Overall, our results support the idea that the course from BE to EAC might be different in males than in females. Several explanations can be proposed. First, recent studies have provided evidence that the androgen/estrogen balance may be a factor related to the development of EA in BE patients, in which higher levels of androgens relative to estrogens may favor cellular proliferation and tumor growth [28,29]. This would explain why males seem to develop neoplasia particularly faster compared to young/premenopausal females (with high levels of estrogens), but similarly to older/postmenopausal females (with lower levels of estrogens). This suggests that females might enter the carcinogenic cascade later in life, probably due to menopause, but show neoplastic patterns to those of BE males afterwards. Based on these results, the serum levels of androgen/estrogen might even be more relevant for neoplastic risk prediction than sex alone. More research is needed to further elucidate the hypothesis that sex steroid hormones may explain sex differences within the EAC pathogenesis in BE patients.
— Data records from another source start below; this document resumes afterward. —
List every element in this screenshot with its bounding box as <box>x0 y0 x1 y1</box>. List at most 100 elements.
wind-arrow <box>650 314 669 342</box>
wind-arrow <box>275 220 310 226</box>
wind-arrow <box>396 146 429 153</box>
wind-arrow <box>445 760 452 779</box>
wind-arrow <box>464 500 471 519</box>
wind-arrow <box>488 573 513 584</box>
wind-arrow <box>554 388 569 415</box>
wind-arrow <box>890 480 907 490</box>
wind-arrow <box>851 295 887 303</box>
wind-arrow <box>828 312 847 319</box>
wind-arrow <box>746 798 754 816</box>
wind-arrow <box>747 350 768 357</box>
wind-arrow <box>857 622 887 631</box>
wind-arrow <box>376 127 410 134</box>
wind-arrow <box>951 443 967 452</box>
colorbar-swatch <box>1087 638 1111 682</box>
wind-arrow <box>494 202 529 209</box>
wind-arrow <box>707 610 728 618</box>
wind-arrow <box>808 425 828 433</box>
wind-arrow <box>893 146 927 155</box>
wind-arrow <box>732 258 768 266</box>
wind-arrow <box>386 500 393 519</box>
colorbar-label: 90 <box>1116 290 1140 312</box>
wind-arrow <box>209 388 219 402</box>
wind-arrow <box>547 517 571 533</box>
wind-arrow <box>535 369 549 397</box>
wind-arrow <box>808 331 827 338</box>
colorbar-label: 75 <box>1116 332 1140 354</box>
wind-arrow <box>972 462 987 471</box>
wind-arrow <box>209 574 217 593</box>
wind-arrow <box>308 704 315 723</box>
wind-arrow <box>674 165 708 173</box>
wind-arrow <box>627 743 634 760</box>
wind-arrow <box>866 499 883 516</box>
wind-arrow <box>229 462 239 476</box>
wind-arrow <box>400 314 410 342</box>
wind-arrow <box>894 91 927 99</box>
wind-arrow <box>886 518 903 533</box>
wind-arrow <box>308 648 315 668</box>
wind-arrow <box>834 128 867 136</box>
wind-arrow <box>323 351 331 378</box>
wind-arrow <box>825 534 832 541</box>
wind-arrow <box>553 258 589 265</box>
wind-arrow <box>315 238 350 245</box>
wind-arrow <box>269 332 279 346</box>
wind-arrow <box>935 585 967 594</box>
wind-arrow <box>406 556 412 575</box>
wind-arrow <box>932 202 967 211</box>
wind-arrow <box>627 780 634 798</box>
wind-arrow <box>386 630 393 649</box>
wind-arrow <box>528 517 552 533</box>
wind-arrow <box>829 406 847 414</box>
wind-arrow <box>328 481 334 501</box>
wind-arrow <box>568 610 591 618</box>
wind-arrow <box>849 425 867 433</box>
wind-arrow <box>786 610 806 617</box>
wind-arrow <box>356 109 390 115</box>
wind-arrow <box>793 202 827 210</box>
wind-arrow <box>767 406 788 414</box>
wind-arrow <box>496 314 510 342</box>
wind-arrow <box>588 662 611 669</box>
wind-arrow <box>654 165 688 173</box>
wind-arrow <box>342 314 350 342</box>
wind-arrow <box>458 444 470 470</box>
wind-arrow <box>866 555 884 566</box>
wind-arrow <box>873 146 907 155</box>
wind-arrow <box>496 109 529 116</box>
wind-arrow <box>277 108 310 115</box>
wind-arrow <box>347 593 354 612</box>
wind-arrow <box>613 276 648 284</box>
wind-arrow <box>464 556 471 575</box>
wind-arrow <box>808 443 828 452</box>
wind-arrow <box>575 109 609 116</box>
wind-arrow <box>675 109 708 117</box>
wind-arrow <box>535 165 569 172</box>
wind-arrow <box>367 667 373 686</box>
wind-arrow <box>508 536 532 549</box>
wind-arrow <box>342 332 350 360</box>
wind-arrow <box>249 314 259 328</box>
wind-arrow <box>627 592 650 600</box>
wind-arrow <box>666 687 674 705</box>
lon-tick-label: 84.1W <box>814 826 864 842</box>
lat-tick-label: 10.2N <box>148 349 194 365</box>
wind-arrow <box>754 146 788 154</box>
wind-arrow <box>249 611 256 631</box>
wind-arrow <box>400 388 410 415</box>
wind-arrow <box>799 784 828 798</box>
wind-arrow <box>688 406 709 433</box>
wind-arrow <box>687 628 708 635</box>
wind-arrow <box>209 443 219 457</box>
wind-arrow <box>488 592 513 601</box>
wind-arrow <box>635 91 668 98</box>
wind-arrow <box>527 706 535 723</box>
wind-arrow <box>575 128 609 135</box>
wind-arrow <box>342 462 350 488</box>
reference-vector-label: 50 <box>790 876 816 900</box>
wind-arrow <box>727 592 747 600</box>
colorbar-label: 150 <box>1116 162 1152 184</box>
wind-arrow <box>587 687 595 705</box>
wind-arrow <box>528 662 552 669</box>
Second, our cohort showed a number of differences in baseline characteristics. For example, smoking was more common in males, which is associated with an increased risk of neoplastic progression [30]. To retain power of our statistical models, it was not possible to adjust for all variables.

Our study has several strengths. Patients were followed prospectively according to a stringent scheme, during a long follow-up period. In addition, a standardized endoscopy and biopsy protocol was used. Furthermore, biopsy slides were assessed by an experienced pathologist to assess the grade of dysplasia. However, several limitations of this study should also be acknowledged. Inherent to the prospective study design, we cannot exclude that some patients will develop HGD or EAC in the future. This may bias our findings of sex being an independent predictor for neoplastic progression. Furthermore, HGD or EAC were detected in only a small number of females despite working with a large prospective BE cohort due to the low neoplastic progression rate in BE patients.

5. Conclusions

In conclusion, our study shows that both the risk of and time to neoplastic progression is higher in BE males than in females. Furthermore, this is the first study to demonstrate that males accelerate faster trough the different stages of dysplasia than females. These findings support that sex-specific guideline recommendations are important to strive for, in which females might benefit from longer surveillance intervals than males. However, the stage of neoplasia seems to be higher in females compared to males. This observation must be taken seriously, as it suggests that prolonging surveillance intervals for females might not be safe. Future research should focus on the differential aspects of neoplastic progression in BE between males and females; for example, by using multivariable prediction models to estimate an individualized neoplastic progression risk which can be updated over time. In such predictions, it might be valuable to incorporate the potential hormonal influences on sex disparities within the BE population.